Chlorophytum comosum grows to about 60 cm (24 in) tall, although as a hanging plant it can descend many feet. It has fleshy, tuberous roots, each about 5–10 cm (2–4 in) long. The long narrow leaves reach a length of 20–45 cm (8–18 in) and are around 6–25 millimetres (0.2–1.0 in) wide.
Flowers are produced in a long, branched inflorescence, which can reach a length of up to 75 cm (30 in) and eventually bends downward to meet the earth. Flowers initially occur in clusters of 1–6 at intervals along the stem (scape) of the inflorescence. Each cluster is at the base of a bract, which ranges from 2–8 cm (0.8–3.1 in) in length, becoming smaller toward the end of the inflorescence. Most of the flowers that are produced initially die off, so that relatively, the inflorescences are sparsely flowered.

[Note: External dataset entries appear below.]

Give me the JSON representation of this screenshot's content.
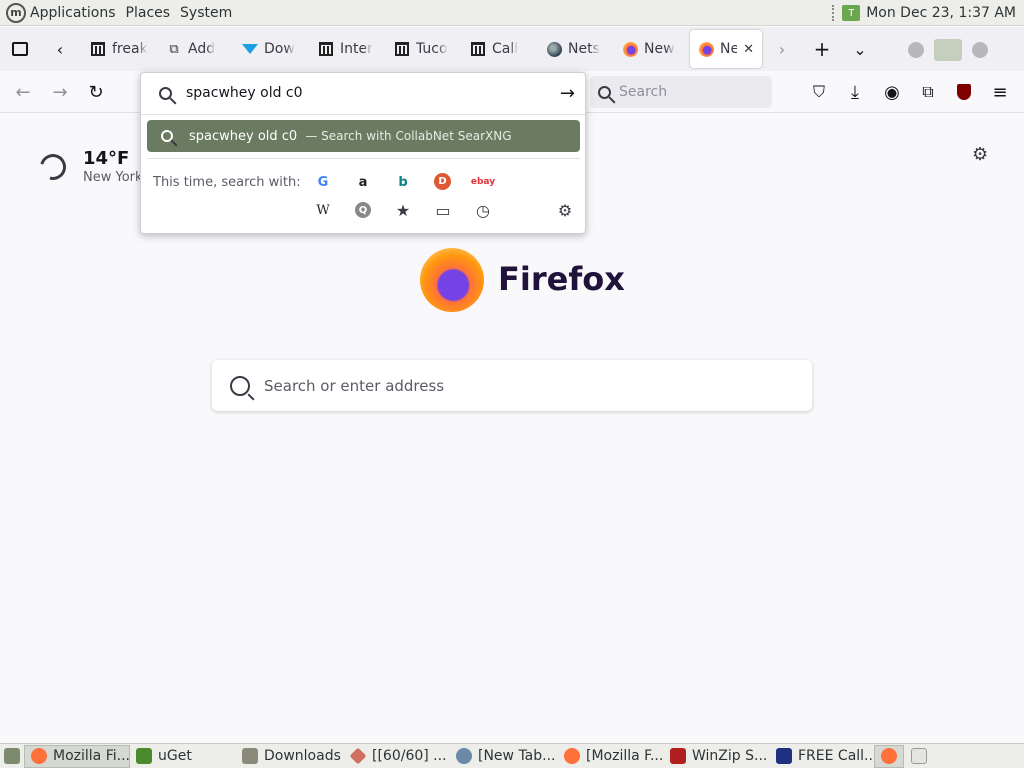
{
  "system_panel": {
    "menus": [
      "Applications",
      "Places",
      "System"
    ],
    "clock": "Mon Dec 23,  1:37 AM"
  },
  "tabs": [
    {
      "label": "freak",
      "icon": "library-icon"
    },
    {
      "label": "Add",
      "icon": "extension-icon"
    },
    {
      "label": "Dow",
      "icon": "download-icon"
    },
    {
      "label": "Inter",
      "icon": "library-icon"
    },
    {
      "label": "Tuco",
      "icon": "library-icon"
    },
    {
      "label": "Call",
      "icon": "library-icon"
    },
    {
      "label": "Nets",
      "icon": "globe-icon"
    },
    {
      "label": "New",
      "icon": "firefox-icon"
    },
    {
      "label": "Ne",
      "icon": "firefox-icon",
      "active": true
    }
  ],
  "toolbar": {
    "search_placeholder": "Search"
  },
  "urlbar": {
    "value": "spacwhey old c0",
    "suggestion_text": "spacwhey old c0",
    "suggestion_sub": "— Search with CollabNet SearXNG",
    "oneoff_label": "This time, search with:",
    "engines": [
      {
        "name": "google",
        "glyph": "G",
        "color": "#4285f4"
      },
      {
        "name": "amazon",
        "glyph": "a",
        "color": "#222222"
      },
      {
        "name": "bing",
        "glyph": "b",
        "color": "#0c8484"
      },
      {
        "name": "duckduckgo",
        "glyph": "D",
        "color": "#de5833"
      },
      {
        "name": "ebay",
        "glyph": "ebay",
        "color": "#e53238"
      },
      {
        "name": "wikipedia",
        "glyph": "W",
        "color": "#222222"
      },
      {
        "name": "searx",
        "glyph": "Q",
        "color": "#888888"
      },
      {
        "name": "bookmarks",
        "glyph": "★",
        "color": "#3a3944"
      },
      {
        "name": "tabs",
        "glyph": "▭",
        "color": "#3a3944"
      },
      {
        "name": "history",
        "glyph": "◷",
        "color": "#3a3944"
      }
    ]
  },
  "weather": {
    "temp": "14°F",
    "city": "New York"
  },
  "brand": {
    "name": "Firefox"
  },
  "new_tab": {
    "search_placeholder": "Search or enter address"
  },
  "taskbar": {
    "tasks": [
      {
        "label": "Mozilla Fi...",
        "color": "#ff7139",
        "active": true
      },
      {
        "label": "uGet",
        "color": "#4a8a2a"
      },
      {
        "label": "Downloads",
        "color": "#8a8a7a"
      },
      {
        "label": "[[60/60] ...",
        "color": "#d07060"
      },
      {
        "label": "[New Tab...",
        "color": "#6a8aa8"
      },
      {
        "label": "[Mozilla F...",
        "color": "#ff7139"
      },
      {
        "label": "WinZip S...",
        "color": "#b02020"
      },
      {
        "label": "FREE Call...",
        "color": "#203080"
      }
    ]
  }
}
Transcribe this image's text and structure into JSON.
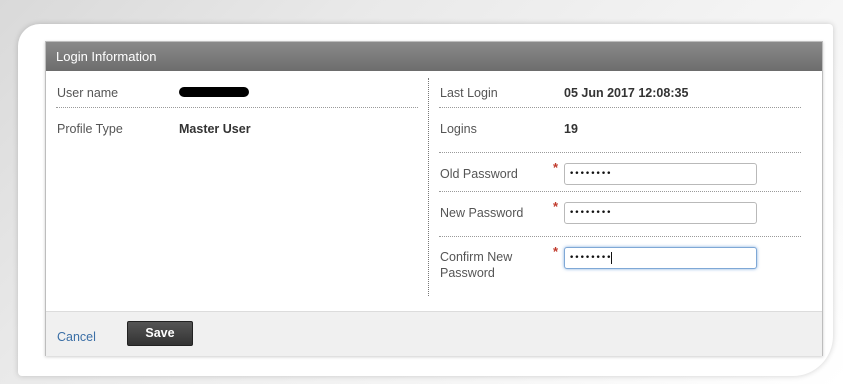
{
  "panel": {
    "title": "Login Information"
  },
  "left": {
    "username_label": "User name",
    "username_value": "",
    "profile_type_label": "Profile Type",
    "profile_type_value": "Master User"
  },
  "right": {
    "last_login_label": "Last Login",
    "last_login_value": "05 Jun 2017 12:08:35",
    "logins_label": "Logins",
    "logins_value": "19",
    "old_password_label": "Old Password",
    "old_password_value": "••••••••",
    "new_password_label": "New Password",
    "new_password_value": "••••••••",
    "confirm_password_label": "Confirm New Password",
    "confirm_password_value": "••••••••",
    "required_marker": "*"
  },
  "footer": {
    "cancel_label": "Cancel",
    "save_label": "Save"
  }
}
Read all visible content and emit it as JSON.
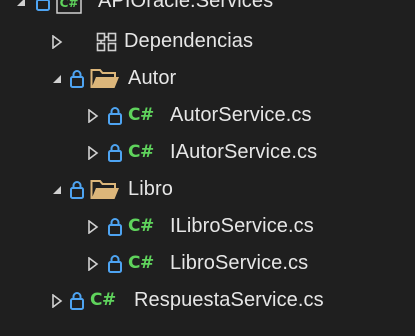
{
  "colors": {
    "background": "#1f1f1f",
    "text": "#e6e6e6",
    "lock": "#4ea4f2",
    "csharp": "#5fd35c",
    "folder": "#dcb67a",
    "chevron": "#d0d0d0"
  },
  "tree": {
    "project": {
      "label": "APIOracle.Services",
      "icon": "csharp-project-icon",
      "expanded": true
    },
    "dependencies": {
      "label": "Dependencias",
      "icon": "dependencies-icon",
      "expanded": false
    },
    "folders": [
      {
        "label": "Autor",
        "icon": "folder-open-icon",
        "expanded": true,
        "files": [
          {
            "label": "AutorService.cs",
            "icon": "csharp-file-icon",
            "glyph": "C#"
          },
          {
            "label": "IAutorService.cs",
            "icon": "csharp-file-icon",
            "glyph": "C#"
          }
        ]
      },
      {
        "label": "Libro",
        "icon": "folder-open-icon",
        "expanded": true,
        "files": [
          {
            "label": "ILibroService.cs",
            "icon": "csharp-file-icon",
            "glyph": "C#"
          },
          {
            "label": "LibroService.cs",
            "icon": "csharp-file-icon",
            "glyph": "C#"
          }
        ]
      }
    ],
    "root_files": [
      {
        "label": "RespuestaService.cs",
        "icon": "csharp-file-icon",
        "glyph": "C#"
      }
    ],
    "csproj_glyph": "C#"
  }
}
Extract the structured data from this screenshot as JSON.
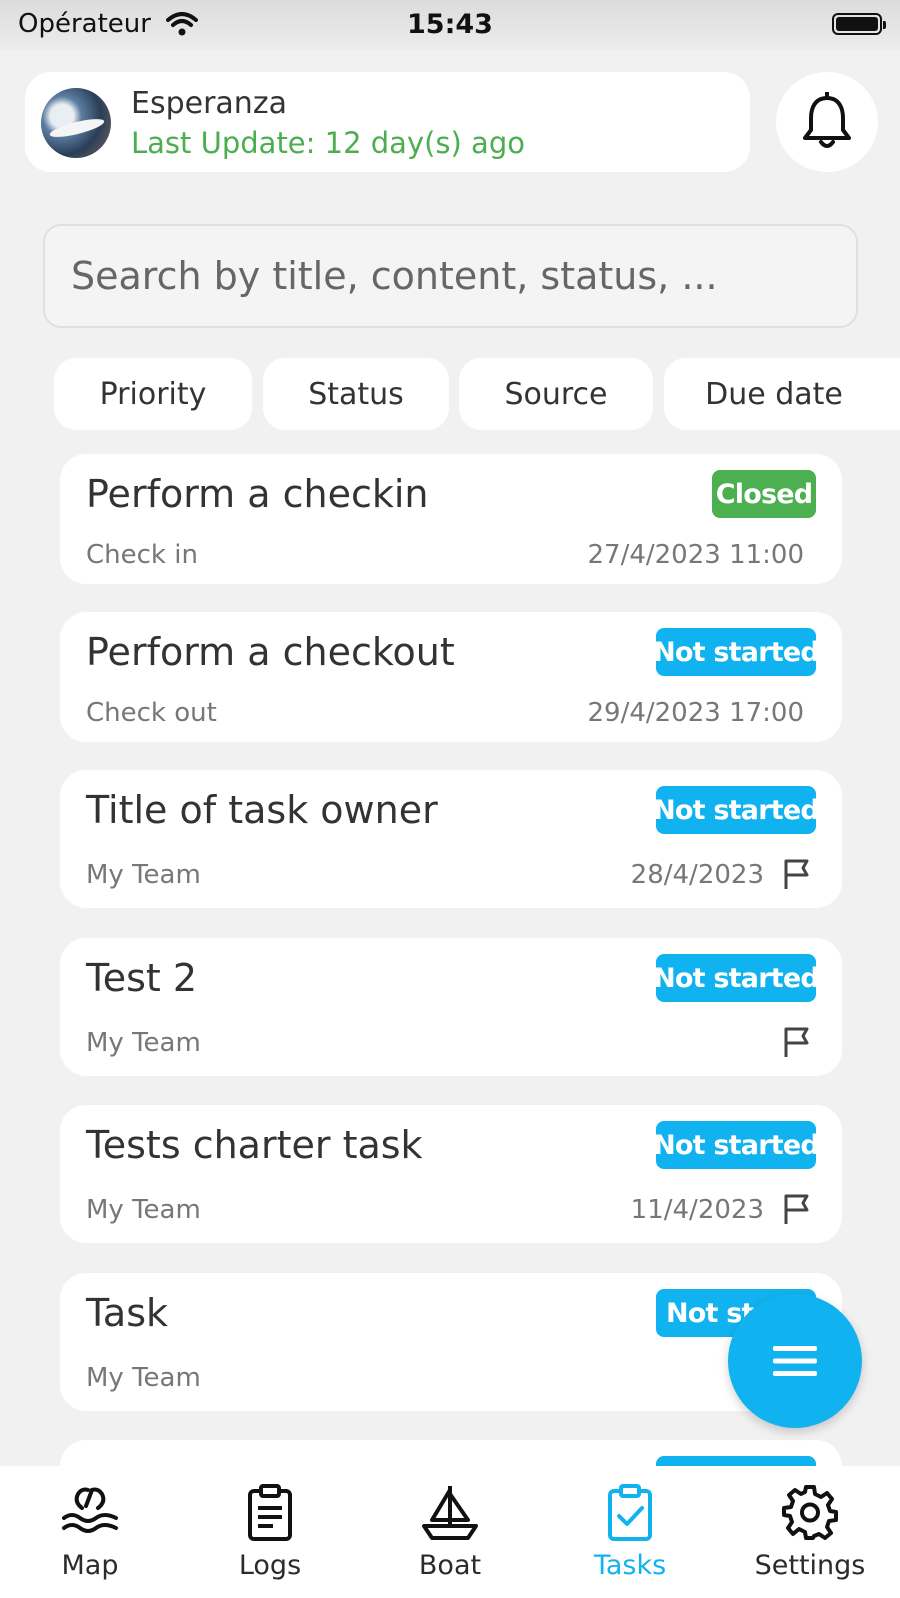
{
  "status_bar": {
    "carrier": "Opérateur",
    "time": "15:43"
  },
  "header": {
    "boat_name": "Esperanza",
    "last_update": "Last Update: 12 day(s) ago"
  },
  "search": {
    "placeholder": "Search by title, content, status, ..."
  },
  "filters": [
    "Priority",
    "Status",
    "Source",
    "Due date"
  ],
  "tasks": [
    {
      "title": "Perform a checkin",
      "subtitle": "Check in",
      "date": "27/4/2023 11:00",
      "status": "Closed",
      "flag": false
    },
    {
      "title": "Perform a checkout",
      "subtitle": "Check out",
      "date": "29/4/2023 17:00",
      "status": "Not started",
      "flag": false
    },
    {
      "title": "Title of task owner",
      "subtitle": "My Team",
      "date": "28/4/2023",
      "status": "Not started",
      "flag": true
    },
    {
      "title": "Test 2",
      "subtitle": "My Team",
      "date": "",
      "status": "Not started",
      "flag": true
    },
    {
      "title": "Tests charter task",
      "subtitle": "My Team",
      "date": "11/4/2023",
      "status": "Not started",
      "flag": true
    },
    {
      "title": "Task",
      "subtitle": "My Team",
      "date": "",
      "status": "Not st",
      "flag": false
    }
  ],
  "colors": {
    "closed": "#4caf50",
    "not_started": "#10b3ef",
    "accent": "#10b3ef",
    "update_green": "#4cae4f"
  },
  "tabs": [
    {
      "label": "Map",
      "icon": "map-icon",
      "active": false
    },
    {
      "label": "Logs",
      "icon": "logs-icon",
      "active": false
    },
    {
      "label": "Boat",
      "icon": "boat-icon",
      "active": false
    },
    {
      "label": "Tasks",
      "icon": "tasks-icon",
      "active": true
    },
    {
      "label": "Settings",
      "icon": "settings-icon",
      "active": false
    }
  ]
}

Individual flowers are greenish-white, borne on stalks (pedicels) some 4–8 mm (0.2–0.3 in) long. Each flower has six triply veined tepals that are 6–9 mm (0.2–0.4 in) long and slightly hooded or boat-shaped at their tips. The stamens consist of a pollen-producing anther about 3.5 mm (0.1 in) long with a filament of similar length or slightly longer. The central style is 3–8 mm (0.1–0.3 in) long. Seeds are produced in a capsule, 3–8 mm (0.1–0.3 in) long, on stalks (pedicels) that lengthen to up to 12 mm (0.5 in).
The inflorescences carry not only flowers but also vegetative plantlets at the tips of their branches, which eventually droop and touch the soil, developing adventitious roots. The stems (scapes) of the inflorescence are called “stolons” in some sources, but this term is more correctly used for stems that do not bear flowers and have roots at the nodes.